Arab Boycott Survives Anti-Boycott Measures

Posted by Clif Burns at 11:29 pm on November 2, 2006
Category: Anti-Boycott, BIS

Just Say No to BoycottsAn article in today’s Jerusalem Post reports that the Arab Boycott of Israel, often thought to be on the wane, is alive and well and perhaps on the rise:

According to material compiled by the US Commerce Department’s Bureau of Industry and Security, a copy of which was obtained by the Post, Arab states made a total of 201 boycott-related requests in all of 2005, or fewer than 17 per month.

By contrast, US firms have reported receiving 120 boycott-related requests in just the first six months of this year, for an average of 20 per month, marking an increase of nearly 20 percent over the rate recorded last year.

The Jerusalem Post refers to this as a “sharp increase” although given the small number of data points here the difference between these figures may not be a statistically significant indicator of an increase. Additionally, these numbers still reflect a reduction from the 295 and 297 reports in 2003 and 2002 respectively. Even so, the numbers are high enough that exporters should realize that the Arab boycott is not a thing of the past.

The Post article is also interesting for its indication of which Arab countries appear to have generated the most anti-boycott reports by American companies:

Based on the material compiled by the Commerce Department, it appears that at least seven Arab countries, including ostensible US allies such as Bahrain, the United Arab Emirates (UAE), Kuwait and Iraq, are enforcing the terms of the Arab boycott more energetically this year than in 2005.
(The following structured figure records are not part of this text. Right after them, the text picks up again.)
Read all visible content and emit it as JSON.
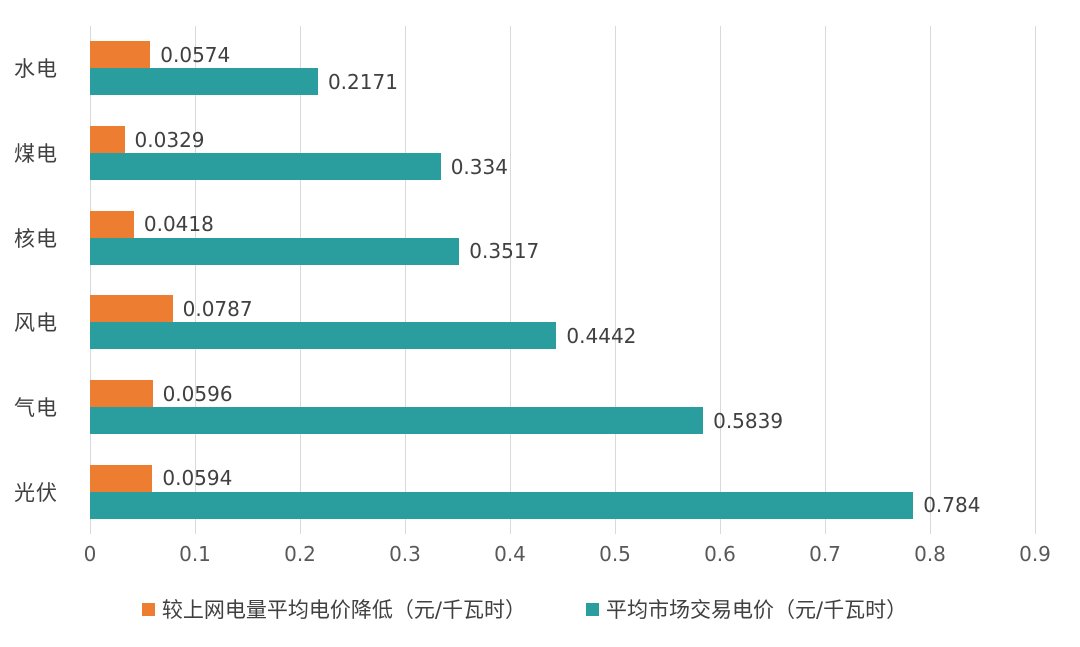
{
  "chart_data": {
    "type": "bar",
    "orientation": "horizontal",
    "title": "",
    "xlabel": "",
    "ylabel": "",
    "categories": [
      "水电",
      "煤电",
      "核电",
      "风电",
      "气电",
      "光伏"
    ],
    "series": [
      {
        "name": "较上网电量平均电价降低（元/千瓦时）",
        "color": "#ED7D31",
        "values": [
          0.0574,
          0.0329,
          0.0418,
          0.0787,
          0.0596,
          0.0594
        ],
        "labels": [
          "0.0574",
          "0.0329",
          "0.0418",
          "0.0787",
          "0.0596",
          "0.0594"
        ]
      },
      {
        "name": "平均市场交易电价（元/千瓦时）",
        "color": "#2A9D9E",
        "values": [
          0.2171,
          0.334,
          0.3517,
          0.4442,
          0.5839,
          0.784
        ],
        "labels": [
          "0.2171",
          "0.334",
          "0.3517",
          "0.4442",
          "0.5839",
          "0.784"
        ]
      }
    ],
    "xlim": [
      0,
      0.9
    ],
    "ticks": [
      0,
      0.1,
      0.2,
      0.3,
      0.4,
      0.5,
      0.6,
      0.7,
      0.8,
      0.9
    ],
    "tick_labels": [
      "0",
      "0.1",
      "0.2",
      "0.3",
      "0.4",
      "0.5",
      "0.6",
      "0.7",
      "0.8",
      "0.9"
    ],
    "grid": true,
    "gridline_color": "#d9d9d9",
    "legend_position": "bottom",
    "background_color": "#ffffff"
  }
}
At the top of the list is the UAE, which made 40 boycott-related requests during the period of January to June, followed by Syria, with 20.

The prominence of the UAE on the list is not surprising since it has, at least for the past few years, led the list. That, however, may be short-lived. The United States and the UAE are negotiating a Free Trade Agreement, and the U.S. has made the UAE’s participation in the boycott an issue in the negotiations.